Prediction of debonding behavior of externally bonded FRP-to-concrete joints with bond defects: Analytical approach and experimental validation

• Development of analytical model for FRP-to-concrete joints with a single bond defect. • Derivation of closed-form solutions for full-range debonding process of defective joints. • Validation against experimental data shows good agreement with IAE values below 15%. • Increasing defect ratio from 10% to 30% causes over 50% drop in minimum load and over 15% loss in peak capacity. • Defects near loaded end cause unstable load drops while those near free end exhibit stable debonding and better capacity. Externally bonded (EB) fiber-reinforced polymer (FRP) composites are widely used to strengthen reinforced concrete (RC) structures. FRP-to-concrete interfaces often contains randomly distributed bond defects resulting from imperfect installation or service-related deterioration. However, most existing analytical models fail to consider the effect of such defects. This paper presents a closed-form analytical model for predicting the debonding performance of defective FRP-to-concrete joints with a single bond defect of arbitrary size and location.

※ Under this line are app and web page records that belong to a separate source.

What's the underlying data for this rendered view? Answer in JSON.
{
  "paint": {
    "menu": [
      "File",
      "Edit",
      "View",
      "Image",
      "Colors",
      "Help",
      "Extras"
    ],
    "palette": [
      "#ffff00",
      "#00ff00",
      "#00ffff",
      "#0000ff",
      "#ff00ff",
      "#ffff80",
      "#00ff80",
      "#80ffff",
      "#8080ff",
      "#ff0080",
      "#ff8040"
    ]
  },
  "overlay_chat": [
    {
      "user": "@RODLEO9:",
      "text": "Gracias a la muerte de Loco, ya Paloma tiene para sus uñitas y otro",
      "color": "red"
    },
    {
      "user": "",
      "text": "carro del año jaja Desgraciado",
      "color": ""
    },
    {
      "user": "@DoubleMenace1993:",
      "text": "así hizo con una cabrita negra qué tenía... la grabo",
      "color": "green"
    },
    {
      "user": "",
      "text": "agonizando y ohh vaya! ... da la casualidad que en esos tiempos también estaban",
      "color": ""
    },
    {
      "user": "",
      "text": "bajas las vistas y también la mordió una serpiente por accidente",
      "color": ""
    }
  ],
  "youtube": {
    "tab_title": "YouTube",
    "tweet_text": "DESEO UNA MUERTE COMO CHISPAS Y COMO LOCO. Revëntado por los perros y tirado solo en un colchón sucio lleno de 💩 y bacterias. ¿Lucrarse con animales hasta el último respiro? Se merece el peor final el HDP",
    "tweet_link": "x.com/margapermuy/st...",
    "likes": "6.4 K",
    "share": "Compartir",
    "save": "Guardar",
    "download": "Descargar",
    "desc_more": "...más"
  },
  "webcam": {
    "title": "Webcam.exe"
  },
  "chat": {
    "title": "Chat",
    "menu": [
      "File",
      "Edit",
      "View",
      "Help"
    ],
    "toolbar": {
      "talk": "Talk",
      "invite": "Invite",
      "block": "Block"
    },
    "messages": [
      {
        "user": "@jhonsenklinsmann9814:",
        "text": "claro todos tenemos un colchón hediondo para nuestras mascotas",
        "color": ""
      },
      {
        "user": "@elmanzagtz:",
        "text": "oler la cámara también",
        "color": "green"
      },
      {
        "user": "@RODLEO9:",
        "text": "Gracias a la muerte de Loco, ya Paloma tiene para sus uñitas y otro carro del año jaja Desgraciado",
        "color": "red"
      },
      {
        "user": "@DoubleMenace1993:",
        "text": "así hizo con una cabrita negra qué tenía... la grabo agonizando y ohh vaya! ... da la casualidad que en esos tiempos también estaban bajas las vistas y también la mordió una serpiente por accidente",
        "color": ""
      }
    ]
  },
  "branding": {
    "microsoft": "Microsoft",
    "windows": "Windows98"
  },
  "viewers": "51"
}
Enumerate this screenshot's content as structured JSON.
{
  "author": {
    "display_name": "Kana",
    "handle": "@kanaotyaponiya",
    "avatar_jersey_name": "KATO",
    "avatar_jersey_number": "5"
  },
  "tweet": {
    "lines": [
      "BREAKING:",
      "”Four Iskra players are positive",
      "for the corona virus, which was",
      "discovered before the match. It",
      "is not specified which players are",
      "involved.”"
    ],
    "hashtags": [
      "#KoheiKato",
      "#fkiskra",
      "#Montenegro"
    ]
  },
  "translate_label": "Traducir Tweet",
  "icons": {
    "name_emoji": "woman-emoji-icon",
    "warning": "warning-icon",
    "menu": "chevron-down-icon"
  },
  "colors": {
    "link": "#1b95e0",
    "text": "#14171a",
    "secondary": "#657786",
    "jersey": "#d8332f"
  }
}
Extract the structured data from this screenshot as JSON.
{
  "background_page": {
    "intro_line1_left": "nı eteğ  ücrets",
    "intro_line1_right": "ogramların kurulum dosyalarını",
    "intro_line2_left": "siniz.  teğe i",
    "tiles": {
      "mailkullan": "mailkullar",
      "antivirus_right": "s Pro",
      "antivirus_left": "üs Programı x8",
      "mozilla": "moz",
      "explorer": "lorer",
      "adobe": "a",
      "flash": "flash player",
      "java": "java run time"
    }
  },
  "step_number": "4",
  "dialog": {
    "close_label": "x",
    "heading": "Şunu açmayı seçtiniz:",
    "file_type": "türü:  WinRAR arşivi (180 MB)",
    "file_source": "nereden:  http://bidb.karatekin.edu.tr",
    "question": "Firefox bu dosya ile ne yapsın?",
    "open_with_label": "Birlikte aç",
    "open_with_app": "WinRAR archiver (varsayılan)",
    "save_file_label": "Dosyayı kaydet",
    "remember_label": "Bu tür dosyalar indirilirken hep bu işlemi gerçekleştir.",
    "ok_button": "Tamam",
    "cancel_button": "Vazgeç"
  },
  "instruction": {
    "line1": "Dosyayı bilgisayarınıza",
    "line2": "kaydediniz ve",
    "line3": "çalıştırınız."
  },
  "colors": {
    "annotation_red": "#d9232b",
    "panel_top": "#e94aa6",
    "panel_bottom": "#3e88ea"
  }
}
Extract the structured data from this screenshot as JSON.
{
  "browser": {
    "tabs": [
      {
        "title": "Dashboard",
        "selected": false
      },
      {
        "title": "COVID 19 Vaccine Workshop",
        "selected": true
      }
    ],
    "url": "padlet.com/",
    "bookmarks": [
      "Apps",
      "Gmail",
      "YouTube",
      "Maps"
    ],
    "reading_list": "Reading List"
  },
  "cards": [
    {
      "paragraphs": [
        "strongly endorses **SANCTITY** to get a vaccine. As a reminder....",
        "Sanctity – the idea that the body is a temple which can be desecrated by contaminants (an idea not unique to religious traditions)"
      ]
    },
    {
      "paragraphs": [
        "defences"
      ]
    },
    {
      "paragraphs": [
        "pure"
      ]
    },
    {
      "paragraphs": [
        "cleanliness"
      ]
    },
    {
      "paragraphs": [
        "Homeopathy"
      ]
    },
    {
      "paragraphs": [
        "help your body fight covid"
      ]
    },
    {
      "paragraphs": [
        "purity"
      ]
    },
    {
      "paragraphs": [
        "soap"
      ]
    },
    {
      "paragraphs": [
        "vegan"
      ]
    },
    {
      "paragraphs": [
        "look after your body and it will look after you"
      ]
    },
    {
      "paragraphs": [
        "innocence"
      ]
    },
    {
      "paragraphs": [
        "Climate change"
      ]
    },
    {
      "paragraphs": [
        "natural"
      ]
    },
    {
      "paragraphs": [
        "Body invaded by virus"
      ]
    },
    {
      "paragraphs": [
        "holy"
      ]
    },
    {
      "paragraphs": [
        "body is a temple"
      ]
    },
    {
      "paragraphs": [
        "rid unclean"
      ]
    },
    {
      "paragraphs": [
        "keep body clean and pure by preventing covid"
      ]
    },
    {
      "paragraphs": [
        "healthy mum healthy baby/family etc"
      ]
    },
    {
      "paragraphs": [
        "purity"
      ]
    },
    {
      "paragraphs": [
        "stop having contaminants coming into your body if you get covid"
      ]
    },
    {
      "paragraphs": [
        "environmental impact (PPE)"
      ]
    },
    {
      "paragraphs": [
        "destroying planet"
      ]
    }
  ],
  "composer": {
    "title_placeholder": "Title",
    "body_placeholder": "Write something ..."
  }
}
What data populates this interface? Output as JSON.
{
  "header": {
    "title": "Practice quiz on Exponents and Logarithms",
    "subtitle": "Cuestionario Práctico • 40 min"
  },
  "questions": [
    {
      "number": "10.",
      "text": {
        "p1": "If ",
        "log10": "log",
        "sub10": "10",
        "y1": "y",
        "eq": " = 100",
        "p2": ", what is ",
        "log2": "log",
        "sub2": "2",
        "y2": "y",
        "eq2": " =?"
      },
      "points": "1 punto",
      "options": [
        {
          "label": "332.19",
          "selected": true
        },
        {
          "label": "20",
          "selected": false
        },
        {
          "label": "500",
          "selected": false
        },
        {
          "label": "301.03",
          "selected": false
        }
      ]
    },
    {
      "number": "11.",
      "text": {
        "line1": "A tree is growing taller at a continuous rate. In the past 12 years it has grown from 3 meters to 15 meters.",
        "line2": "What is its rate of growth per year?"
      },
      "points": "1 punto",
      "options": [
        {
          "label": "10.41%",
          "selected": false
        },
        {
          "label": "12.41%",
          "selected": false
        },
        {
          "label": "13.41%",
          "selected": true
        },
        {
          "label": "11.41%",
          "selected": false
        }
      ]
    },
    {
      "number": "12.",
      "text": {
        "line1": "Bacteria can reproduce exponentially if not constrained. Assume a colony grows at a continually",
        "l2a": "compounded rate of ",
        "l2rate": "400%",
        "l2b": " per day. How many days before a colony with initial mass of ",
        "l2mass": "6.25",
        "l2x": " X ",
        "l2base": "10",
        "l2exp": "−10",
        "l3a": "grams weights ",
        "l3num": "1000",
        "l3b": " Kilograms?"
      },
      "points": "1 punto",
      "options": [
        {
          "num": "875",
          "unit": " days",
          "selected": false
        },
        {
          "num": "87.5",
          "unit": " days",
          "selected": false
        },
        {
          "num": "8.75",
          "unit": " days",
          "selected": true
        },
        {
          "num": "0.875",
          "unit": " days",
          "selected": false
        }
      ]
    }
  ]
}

The model is formulated using a bilinear cohesive material law (CML) and is validated against experiments from the literature. The predictions agree well with the experimental load-slip responses, with Integral Absolute Error (IAE) values below 15% for the first peak load, the minimum load, the second peak load, and the maximum load. A parametric study quantitatively evaluates the effects of defect size and location on the load-slip response and critical load values. It is found that increasing the defect ratio from 10% to 30% causes over a 50% drop in the minimum load and more than a 15% loss in maximum load. Defects near the loaded end cause unstable responses with significant load drops, whereas those near the free end result in more stable debonding propagation and enhanced load-bearing performance.